Friday, June 11, 2010
Soccer and the Human Brain by Jeff Holt
This one rule takes away eons of evolutionary advantage we humans have developed. Hands are what we do best. A peak inside the brain of the average human reveals that the hands are vastly over-represented relative to other regions of the body. There is no question that our achievements with the hands are remarkable. In the sporting world, the hand is a major advantage. Compare the size of the net or the difference in score between soccer and basketball. Hands do make a difference.

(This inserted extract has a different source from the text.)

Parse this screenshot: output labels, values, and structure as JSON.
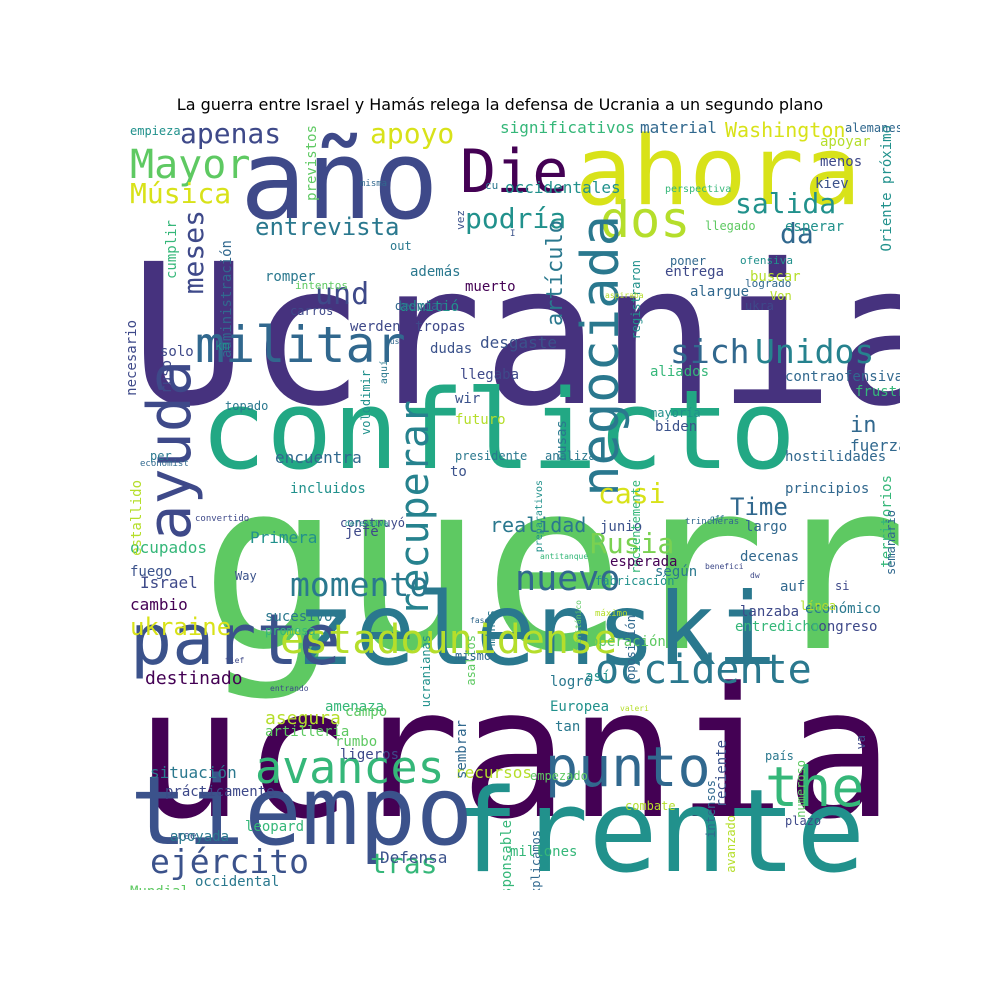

Yet, since soccer eliminates the use of hands and focuses on the feet, soccer emphasizes another powerful human capacity: the plasticity of the human brain and its ability to learn and be shaped by experience. The feet, the principle instruments of the game, are represented by a very small region of cortex in the average human brain. Remarkably, this feeble cortical representation is not set in stone; clay would be a better analogy because the brain can be molded by experience. In fact, the ability of the human brain to be remolded and learn from experience is so pervasive in humans that it may be our greatest evolutionary advantage.
A remolded cerebral cortex in the minds of the best soccer players is a testament to the incredible plasticity of the human brain and its ability to adapt and learn from new experiences. Every artful touch of the ball, exquisite pass, explosive burst of speed, and thundering shot on goal, begins in the cortex of evolution’s greatest achievement, the human brain. Its awesome power to learn and be reshaped by experience will be on display for a month this summer beginning today in South Africa at the Soccer World Cup. Check it out…you might learn something.
--- Jeff Holt is an Associate Professor of Neuroscience at the University of Virginia.